The ACE Act refers to existing DAFs as “nonqualified” DAFs, and contributions would be subject to the following additional restrictions:

  • A donor contributing noncash assets cannot claim a deduction unless the sponsoring organization sells the contribution for cash and makes a qualifying distribution (see below).
  • No deduction claims are allowed until the sponsoring organization makes a qualifying distribution of such contribution.
  • The deduction is capped at the amount of the qualifying distribution
  • Distributions are made on a first-in, first-out basis.

A qualifying distribution is any distribution that is not a taxable distribution as defined in Code Sec. 4966(c).

Contributions to nonqualifying DAFs would be eligible for deduction if distributed within 49 years after the year in which the contribution was made.

Excise Tax

Sponsoring organizations responsible for DAFs would be subject to an excise tax for failure to make annual minimum distributions.

The tax would equal 50% of contributions, and any attributable earnings. Community foundations would be excepted.

Public Support Test

A charitable organization receiving distributions from a DAF would be required to identify the original donor who made the contribution to the sponsoring organization for the purpose of determining public support.

If the original donor cannot be identified, the donation would be considered an anonymous gift. If the original donor is identified, and the donor does not have an existing relationship with the charity, then the donor would have provided public support.


Proponents of the bill argue that the bill will result in nonprofits receiving more donations, and that the warehousing of assets in DAFs has negatively impacted communities of color. To supporters, donors would not be dissuaded by the ACE Act to give.

Opponents counter that the legislation is too complex and would disincentivize donors from contributing if deduction eligibility is restricted. Some point to the involvement of commercial entities as the root problem with the current state of charitable giving.

Larger Conversation

On December 1, Independent Sector held the last of a four-part series of webinars on the ACE Act, which culminated in a broader discussion about the difficulties with regulating charitable giving while promoting equity and empowering both nonprofit organizations and donors.

“I think the big picture is there is a lot of backlash against excessive wealth and against how that excessive wealth is sometimes used through philanthropic and nonprofit legal entities to do things that really aren’t public good,” one panelist, Jan Masaoka, CEO of CalNonprofits, said.

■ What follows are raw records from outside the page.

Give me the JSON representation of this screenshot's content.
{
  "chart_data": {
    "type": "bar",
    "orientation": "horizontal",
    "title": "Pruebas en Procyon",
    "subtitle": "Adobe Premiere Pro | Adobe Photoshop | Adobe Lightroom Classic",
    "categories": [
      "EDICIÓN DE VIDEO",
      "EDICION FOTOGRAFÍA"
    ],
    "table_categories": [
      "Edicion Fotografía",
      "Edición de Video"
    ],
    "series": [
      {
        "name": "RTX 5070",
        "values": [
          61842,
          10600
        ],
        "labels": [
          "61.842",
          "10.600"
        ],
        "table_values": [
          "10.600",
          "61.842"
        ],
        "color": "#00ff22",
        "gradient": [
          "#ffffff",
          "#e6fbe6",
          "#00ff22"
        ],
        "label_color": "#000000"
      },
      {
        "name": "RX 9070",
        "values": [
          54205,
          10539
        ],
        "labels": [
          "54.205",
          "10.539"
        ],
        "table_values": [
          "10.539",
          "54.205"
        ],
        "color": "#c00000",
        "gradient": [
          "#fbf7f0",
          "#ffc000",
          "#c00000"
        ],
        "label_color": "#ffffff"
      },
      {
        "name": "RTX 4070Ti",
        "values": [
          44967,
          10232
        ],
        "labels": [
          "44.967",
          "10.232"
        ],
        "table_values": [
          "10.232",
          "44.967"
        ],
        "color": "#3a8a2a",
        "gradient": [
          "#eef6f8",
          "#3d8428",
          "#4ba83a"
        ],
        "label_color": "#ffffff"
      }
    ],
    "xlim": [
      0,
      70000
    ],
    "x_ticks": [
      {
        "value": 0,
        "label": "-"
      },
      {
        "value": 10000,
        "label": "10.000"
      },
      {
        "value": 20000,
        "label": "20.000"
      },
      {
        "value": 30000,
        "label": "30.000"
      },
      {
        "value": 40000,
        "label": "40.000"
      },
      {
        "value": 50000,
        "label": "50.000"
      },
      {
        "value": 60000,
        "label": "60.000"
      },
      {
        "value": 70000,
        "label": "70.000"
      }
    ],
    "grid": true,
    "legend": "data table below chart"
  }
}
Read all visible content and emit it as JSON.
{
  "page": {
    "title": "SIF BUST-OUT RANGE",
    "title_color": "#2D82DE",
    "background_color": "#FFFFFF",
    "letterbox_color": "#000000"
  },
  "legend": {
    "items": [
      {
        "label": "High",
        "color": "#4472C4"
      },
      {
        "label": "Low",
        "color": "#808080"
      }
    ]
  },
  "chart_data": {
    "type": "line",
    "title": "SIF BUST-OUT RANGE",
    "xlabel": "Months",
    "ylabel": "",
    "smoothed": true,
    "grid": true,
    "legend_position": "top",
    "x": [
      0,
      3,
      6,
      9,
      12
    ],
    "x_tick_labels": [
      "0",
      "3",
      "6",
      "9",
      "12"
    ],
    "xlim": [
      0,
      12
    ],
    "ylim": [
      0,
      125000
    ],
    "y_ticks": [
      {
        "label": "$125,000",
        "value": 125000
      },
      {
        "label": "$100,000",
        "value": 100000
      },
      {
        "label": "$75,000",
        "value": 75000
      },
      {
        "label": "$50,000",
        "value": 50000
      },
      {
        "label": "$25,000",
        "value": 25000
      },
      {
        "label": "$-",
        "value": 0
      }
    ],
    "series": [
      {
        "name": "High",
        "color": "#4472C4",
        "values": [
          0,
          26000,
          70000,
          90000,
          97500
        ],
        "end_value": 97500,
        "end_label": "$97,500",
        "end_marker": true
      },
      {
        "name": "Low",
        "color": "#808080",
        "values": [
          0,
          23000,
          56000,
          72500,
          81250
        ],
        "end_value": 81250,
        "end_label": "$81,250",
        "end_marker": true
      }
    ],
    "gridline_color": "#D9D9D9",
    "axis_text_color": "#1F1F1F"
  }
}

While the bill is not “perfect,” Masaoka said that CalNonprofits publicly supports the ACE Act.

Another panelist, United Philanthropy Forum Public Policy Director Matthew L. Evans, expressed skepticism towards the bill and noted that his organization is still in the process of drawing up its recommendations.

The forum has not yet supported the ACE Act, but Evans said that instead of outright objecting to it, the group is using it as an opportunity to further the conversation. “I think a lot of folks that we work with… are well-intentioned in getting something right within the near term and not kicking the can down the road,” he said.

Maryland Nonprofits Director of Public Policy Henry Bogdan told Checkpoint that the conversation should address “how to draw the distinctions between what are often characterized as the national charities or sponsors, single issue or cause driven charities, and community foundations, and perhaps equally important, how to achieve consensus on more transparent reporting of DAF activity.”

In an October 8 post on Maryland Nonprofit’s website, Bogdan wrote that the ACE Act “fails” to draw that distinction “in an adequate way.”

The charitable community is in near-universal agreement that there is a problem with donated funds remaining in DAFs and never reaching an intended organization while donors receive tax benefits, but the discussion goes beyond a single piece of legislation.

No action has been taken on the ACE Act since its introduction, and there are doubts surrounding the likelihood of its passage. Still, there is a desire within the philanthropic and charitable communities to have difficult discussions.

As Evans said, “Progress is a slow process.”